Code Switch is back — now in its fifth year as a civic hackathon where community members co-create solutions that disrupt inequity. Though we’re fully virtual this year, the mission of Code Switch is the same: using data and technology to co-create solutions that will lead to a higher quality of life for all Minnesotans.
Our virtual hackathon kicked off on September 12, the National Day of Civic Hacking. Participants have about a month to work on projects in teams before our final celebration and sharing of projects in late October. Projects focus on the areas of Lifelong Learning, Economic Justice and Inclusion, and Community First Public Safety.
The virtual kickoff included a welcome from Saint Paul Mayor Melvin Carter, who spoke about the importance of creativity and getting beyond the status quo during 2020’s unprecedented challenges. As he put it, “Why are you doing things in a different way? To ask that in 2020 is, I think, comical.”
The mayor also spoke about decisions to make the community more equitable. “Equity is what happens when we intentionally dismantle racism, when we intentionally dismantle disparities,” he said. “Equity is about ownership, it’s about decision-making power, and it’s about participation in an economy.”
After hearing from the mayor, Code Switch participants shared project ideas, including some that had been submitted ahead of time by community partners. The kickoff and project ideas were hosted on DemocracyLab, a platform that supports open source tech for good projects.
Project teams formed and worked for the rest of the kickoff event on filling out the Civic Tech Canvas, a tool created by the Open Austin group that helps people launch and think through civic tech projects.
Now, the teams are working on bringing their projects to life, with ongoing opportunities to connect. If you missed the kickoff but still want to participate, you can join the Open Twin Cities Slack community to find a project team! You can also join weekly virtual meetups on Thursday evenings for the next month.
Learn more about this year’s project ideas, and stay tuned for results from this year’s Code Switch:
Policing Data Analysis / Data Storytelling
Data analysis on local policing practices to support conversations about the future of public safety in our communities.
Open Twin Cities Slack channel: #policing-data
Twin Cities Talk: Conversations on Policing and Policy
Use digital tools to invite more people into the conversation on policing and community safety, with the goal of learning and building consensus.
Open Twin Cities Slack channel: #tc-talk
Empower Twin Cities renters by sharing and demystifying information about property owners and their histories.
Open Twin Cities Slack channel: #renters_resources
Twin Cities Mutual Aid Project
Support this mutual aid mapping project — created during the uprisings following the murder of George Floyd — by continuing to improve its information and accessibility.
Open Twin Cities Slack channel: #tc-aid-general
Info Resource Pop-Ups
Create interactive booths in public spaces that allow people to quickly look up nearby resources for food, shelter, clothing, and personal protective equipment.

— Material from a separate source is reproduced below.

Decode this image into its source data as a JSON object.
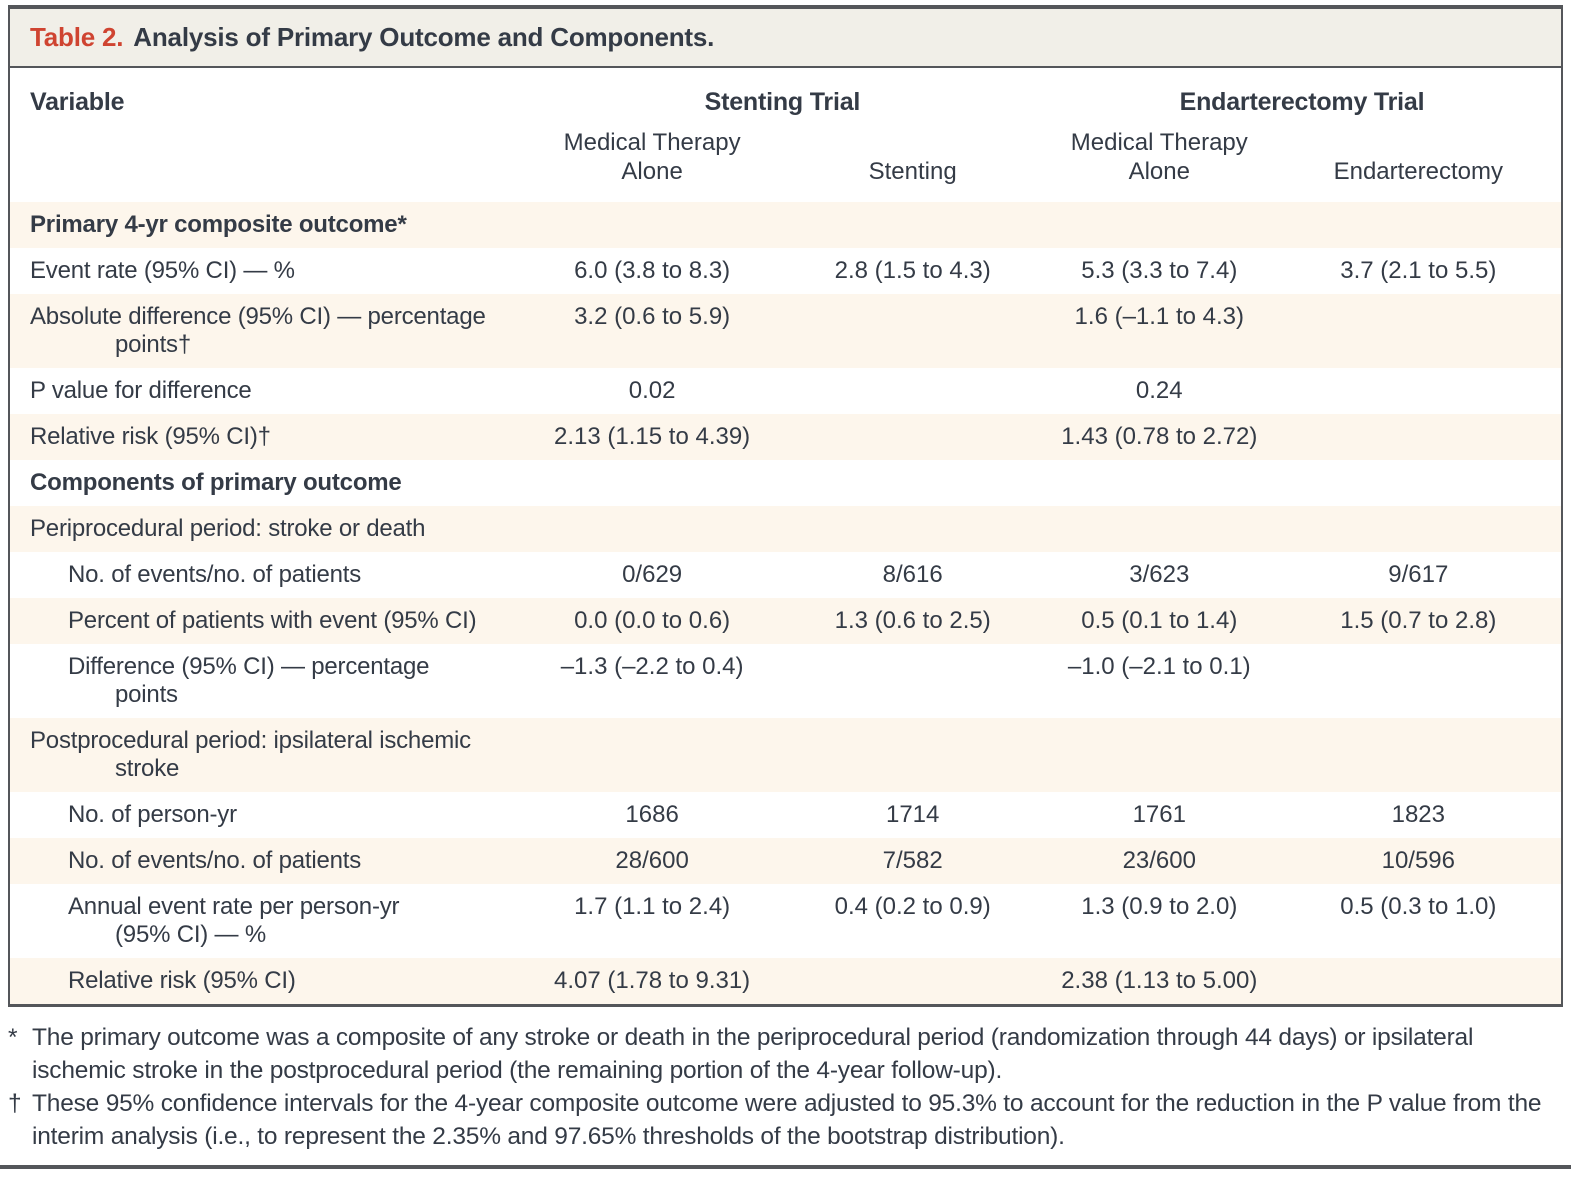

Open Twin Cities Slack channel: #info-resource-popups
Minnesota Academy of Science User Experience Review
Analyze the user experience of the Minnesota Academy of Science’s STEM resource pages, which are targeted for K-12 students and parents, educators, STEM professionals, and the general public.
Open Twin Cities Slack channel: #stem-ux-review
Mobile Map for Downtown St. Paul
Create an interactive, dynamic map to help community members navigate the skyways and downtown resources and attractions.